They purchased it in 2016(formally panorama) and it needed a lot of work in terms of soil and grafting to get better and more diverse clones of pinot/chardonnay. Steve always knew the vineyard had potential for many years back when he was contract winemaking and seeing fruit from down the Huon way.
• Tell me a little about what you see from the site in the glass?
• I always get a intense dark cherry spice note that is very aromatic and charming on the nose and palate. Concentration, length and power are always clear giveaways but without ripe cooked pinot characters that some Tasmanian pinots exhibit. i like how the wine soaks into your tongue The texture of the wine is very important too, it is very smooth and that is 100% the vineyard because I combine pressings and don’t use fining agents. Balance is the key.
• Can you tell me a little about the winemaking? Just the general overview. Talk me through some of the decision making and the reasoning.
• well you have to pick it right and I think a lot of people stuff this up and yet it’s such a simple step that defines the wine. Not picking too early or too late just right in the middle is the key. So to achieve this I taste the grapes a lot leading up to the day and I don’t rely too heavily on sugar measurements like traditional winemaking as I trust my palate not numbers. I sort very rigorously and take my time doing it, only perfect grapes enter the vat. I use a good destemmer and some whole bunch. soft fermentation that is long and always smelling good. Natural fermentation of course. Basket pressing only, bladder press is oxidative and rough on the wine, much better tannins with the basket. Good barrels and everything is super clean. full lees for one year, low sulfur levels all keep the wine fresh. Don’t filter just rack it once out of the barrel to the tank and bottle it myself. simple winemaking done right.

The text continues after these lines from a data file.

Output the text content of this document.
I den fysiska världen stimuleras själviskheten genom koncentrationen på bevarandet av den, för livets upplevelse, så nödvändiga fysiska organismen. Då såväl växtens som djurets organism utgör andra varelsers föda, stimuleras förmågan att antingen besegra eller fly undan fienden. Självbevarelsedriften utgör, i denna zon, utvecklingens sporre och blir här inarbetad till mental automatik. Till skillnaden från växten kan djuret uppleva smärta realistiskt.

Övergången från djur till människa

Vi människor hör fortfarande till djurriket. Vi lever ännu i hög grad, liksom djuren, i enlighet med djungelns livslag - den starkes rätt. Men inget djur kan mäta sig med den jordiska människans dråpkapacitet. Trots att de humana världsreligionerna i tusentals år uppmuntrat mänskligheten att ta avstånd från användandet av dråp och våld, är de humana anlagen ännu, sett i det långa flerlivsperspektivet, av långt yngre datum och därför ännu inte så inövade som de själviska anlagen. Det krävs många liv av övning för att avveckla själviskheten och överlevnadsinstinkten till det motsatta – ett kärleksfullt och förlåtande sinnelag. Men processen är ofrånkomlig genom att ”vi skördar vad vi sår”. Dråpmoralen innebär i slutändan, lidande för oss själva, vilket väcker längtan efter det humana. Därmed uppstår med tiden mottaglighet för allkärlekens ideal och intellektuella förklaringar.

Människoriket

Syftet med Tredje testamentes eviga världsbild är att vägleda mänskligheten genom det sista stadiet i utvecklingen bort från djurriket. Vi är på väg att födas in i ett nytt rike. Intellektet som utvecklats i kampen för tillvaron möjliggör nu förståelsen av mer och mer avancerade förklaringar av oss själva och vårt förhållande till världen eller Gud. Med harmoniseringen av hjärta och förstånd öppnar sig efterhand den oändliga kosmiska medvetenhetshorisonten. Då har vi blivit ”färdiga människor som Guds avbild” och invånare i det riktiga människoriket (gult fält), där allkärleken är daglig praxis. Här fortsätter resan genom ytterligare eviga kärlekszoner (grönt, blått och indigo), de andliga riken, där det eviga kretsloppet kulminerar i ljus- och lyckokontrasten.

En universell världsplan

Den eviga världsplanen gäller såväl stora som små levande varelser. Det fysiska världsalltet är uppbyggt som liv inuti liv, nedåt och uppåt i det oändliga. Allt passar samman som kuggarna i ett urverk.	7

• Apart from forced service at the family farm (please say hi to your parents for me) have you worked anywhere else?
• I have worked in burgundy but to tell you the truth I didn’t learn much more than i already knew from reading books and talking with my father, i don’t believe you need to work at dujac or DRC to make good pinot(there is no secret), I believe in good viticulture/terroir, good equipment (desteemer press etc) and a palate that you can trust. It’s all intuitive to me really.
• Lastly, most importantly, which episode of Star Wars would you watch while drinking the Pinot?
• Star Wars is good but I think James Bond casino royale is more my style.